The strive towards cleaner and more efficient combustion engines, driven by legislation and cost, introduces new configurations, as exhaust gas recirculation, turbocharging, and variable valve timing, to name a few. Beside all the positive effects on the emissions and fuel consumption, they all affect the air-charge system, which increases the cross-couplings within the air-path control, making it an even more complex system to control. As the SI engine uses a three-way catalytic converter, which enforces a condition of stoichiometric combustion, the amount of air flow and fuel flow are connected. This means that the air flow has a direct impact on the driveability of the engine, through the torque. 

As configurations are constantly improved or added, a component and model-based methodology is chosen in the thesis, as it would bring flexibility and the possibility to reuse previous developments. As it enables the engineers to keep down the development cost and at the same time bring along knowledge of the systems through the model's descriptions.

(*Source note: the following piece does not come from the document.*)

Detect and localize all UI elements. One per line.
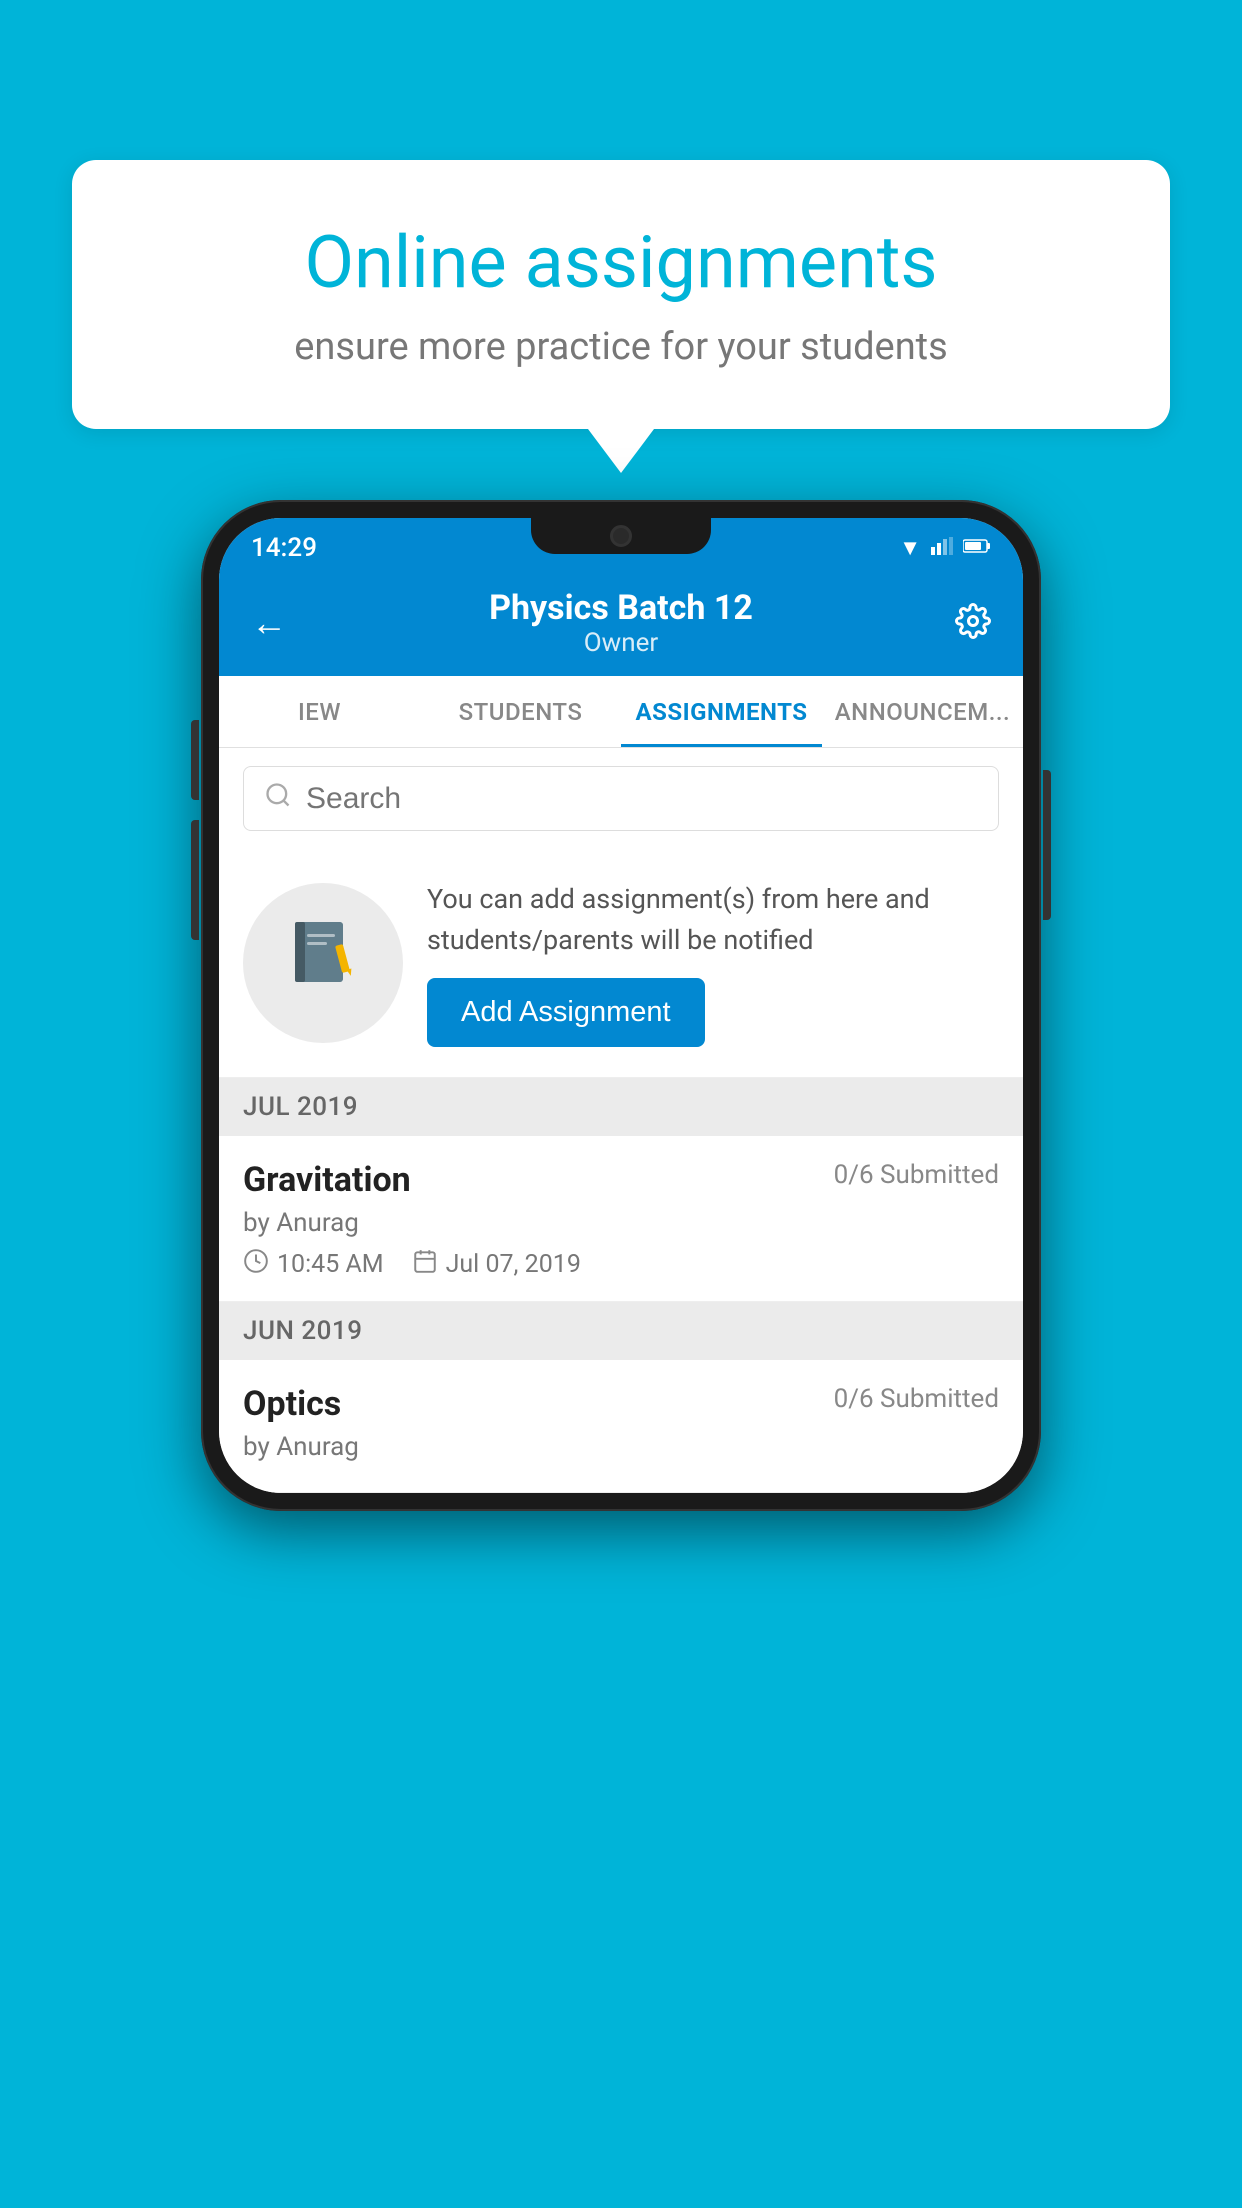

The air-charge system's task is to supply the combustion chamber with the correct air mass flow, in the most energy efficient way. To be precise in the control of the air mass flow, the actuators are also constantly developed and becoming both faster and more precise. One example of this is in the first part of the thesis, where an electric servo controller for the wastegate actuation is implemented and compared against the more traditionally used actuator, controlled through a pressure difference over a membrane. As the focus for the air-charge system is the control of mass flows, how these flows can be represented by compact models is also investigated in the thesis, as compact models are beneficial for control from a computation time perspective. In the last part of the thesis a simulation study for controlling the intake manifold pressure, with a constraint on intake manifold temperature, using the throttle as actuator is investigated. Lastly, an implementation of a model predictive controller acting as a reference governor, for the throttle and intake cam phasing, in an engine test cell is demonstrated. As the controller only acts as a reference governor it makes it possible for an engineer to develop the actuator controllers independently if a closed loop model of the actuator system is supplied to the controller. The coordination, of the two actuators, is solved by letting the intake cam phasing depend on the intake manifold pressure, that is a state.